My stomach twisted. I should have known, Jewish refugee from Vienna: her family, like Lotty’s, had likely been murdered.

 

“Forgive me.” I rolled a lace-covered hassock up next to her chair so that my head was lower than hers. “I didn’t know, I wasn’t thinking. Please talk to me about your daughter and your grandson. It’s he you’re worried about, isn’t it? If you can describe him to me, I may be able to tell you if he’s the person whose body I found yesterday.”

 

“That’s him you were looking at just now.” Her fingers twisted so tightly in her lap that the joints turned white.

 

“How old is he now?”

 

“He turned twenty in May.”

 

“The man I found yesterday was probably ten or fifteen years older than that,” I said, “although his body was so damaged I can’t be a hundred percent sure. When did you last see Martin?”

 

She scowled but didn’t answer. She was embarrassed: perhaps Martin had followed his mother in fleeing this musty house with its drawn blinds, its tightly sealed windows.

 

“Does he work?

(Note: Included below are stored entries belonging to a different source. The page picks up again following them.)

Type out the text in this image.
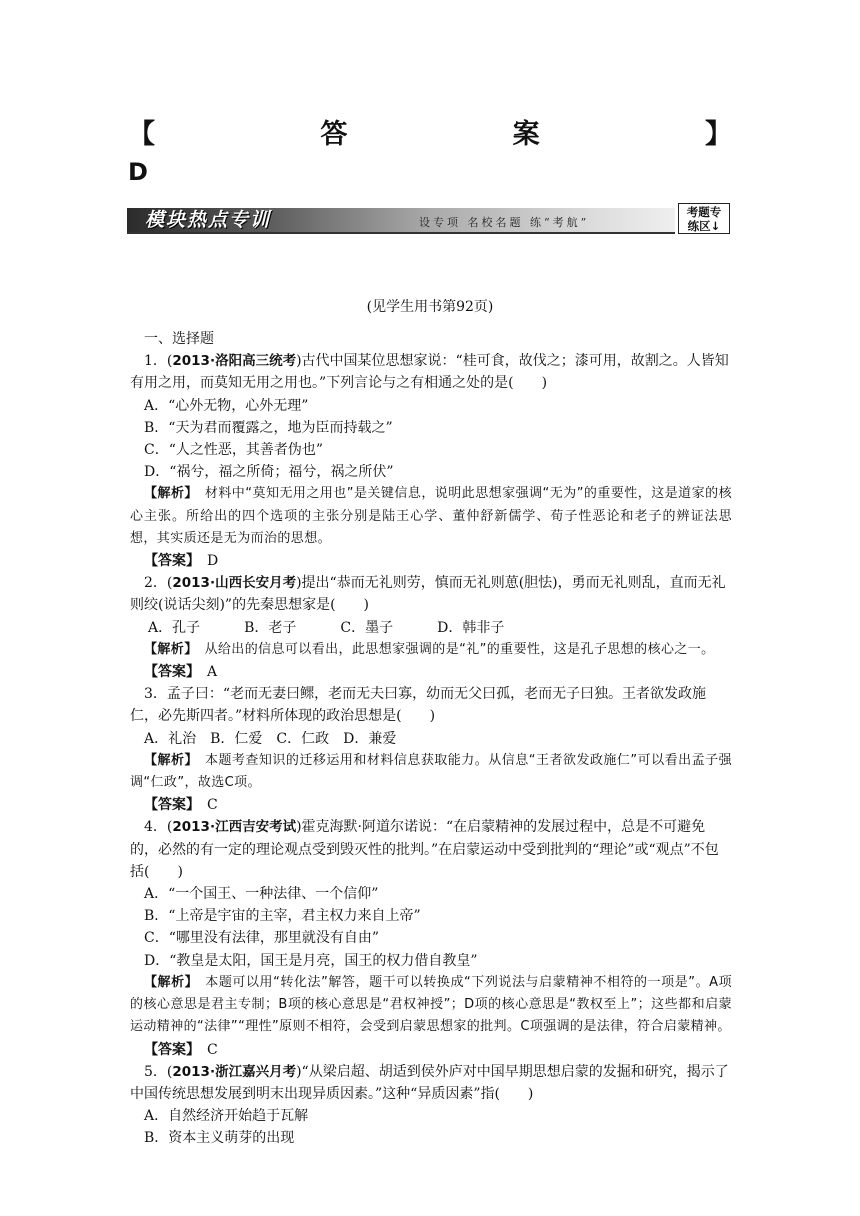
【	答	案	】
D
模块热点专训	设专项 名校名题 练“考航”
考题专
练区↓
(见学生用书第92页)

一、选择题

1．(2013·洛阳高三统考)古代中国某位思想家说：“桂可食，故伐之；漆可用，故割之。人皆知有用之用，而莫知无用之用也。”下列言论与之有相通之处的是(　　)

A．“心外无物，心外无理”

B．“天为君而覆露之，地为臣而持载之”

C．“人之性恶，其善者伪也”

D．“祸兮，福之所倚；福兮，祸之所伏”

【解析】　材料中“莫知无用之用也”是关键信息，说明此思想家强调“无为”的重要性，这是道家的核心主张。所给出的四个选项的主张分别是陆王心学、董仲舒新儒学、荀子性恶论和老子的辨证法思想，其实质还是无为而治的思想。

【答案】　D

2．(2013·山西长安月考)提出“恭而无礼则劳，慎而无礼则葸(胆怯)，勇而无礼则乱，直而无礼则绞(说话尖刻)”的先秦思想家是(　　)

A．孔子	B．老子	C．墨子	D．韩非子

【解析】　从给出的信息可以看出，此思想家强调的是“礼”的重要性，这是孔子思想的核心之一。

【答案】　A

3．孟子曰：“老而无妻曰鳏，老而无夫曰寡，幼而无父曰孤，老而无子曰独。王者欲发政施仁，必先斯四者。”材料所体现的政治思想是(　　)

A．礼治 B．仁爱 C．仁政 D．兼爱

【解析】　本题考查知识的迁移运用和材料信息获取能力。从信息“王者欲发政施仁”可以看出孟子强调“仁政”，故选C项。

【答案】　C

4．(2013·江西吉安考试)霍克海默·阿道尔诺说：“在启蒙精神的发展过程中，总是不可避免的，必然的有一定的理论观点受到毁灭性的批判。”在启蒙运动中受到批判的“理论”或“观点”不包括(　　)

A．“一个国王、一种法律、一个信仰”

B．“上帝是宇宙的主宰，君主权力来自上帝”

C．“哪里没有法律，那里就没有自由”

D．“教皇是太阳，国王是月亮，国王的权力借自教皇”

【解析】　本题可以用“转化法”解答，题干可以转换成“下列说法与启蒙精神不相符的一项是”。A项的核心意思是君主专制；B项的核心意思是“君权神授”；D项的核心意思是“教权至上”；这些都和启蒙运动精神的“法律”“理性”原则不相符，会受到启蒙思想家的批判。C项强调的是法律，符合启蒙精神。

【答案】　C

5．(2013·浙江嘉兴月考)“从梁启超、胡适到侯外庐对中国早期思想启蒙的发掘和研究，揭示了中国传统思想发展到明末出现异质因素。”这种“异质因素”指(　　)

A．自然经济开始趋于瓦解

B．资本主义萌芽的出现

Go to school?” I asked.

 

“He takes a few night classes down at Circle, but he works for a living, like my family always has.”

 

“Ms. Binder, what is the problem? Is he doing work that you think will get him in trouble?”

 

“Of course not,” she bristled. “He’s nothing like his mother, which just proves all that environment influence they throw at you is nonsense. If he could grow up here and be a decent, hardworking boy, then his mother could have, too, if she hadn’t had such a weak nature.”

 

“Then what are you worried about?” I asked.

 

She twisted her fingers into such tight knots that I couldn’t see how she stood the pain. “He took off ten days ago,” she whispered. “No one knows where he is.”

 

 

 

 

 

4

 

 

MARTIN’S CAVE

 

I GOT THE STORY out of Kitty in tiny pieces, as if I were prying gold from a rockface. Martin worked at a company in Northbrook as some kind of computer technician. He took a few night classes at the University of Illinois’s Chicago Circle campus, but he made good money at the place he worked: Kitty didn’t think he needed a college degree.

 

Martin hadn’t talked much about the job, but he seemed to like it, he often worked late even though he wasn’t paid overtime. “I keep telling him, they’re just taking advantage, but he says he learns so much he’s coming out ahead. Used to say, anyway.”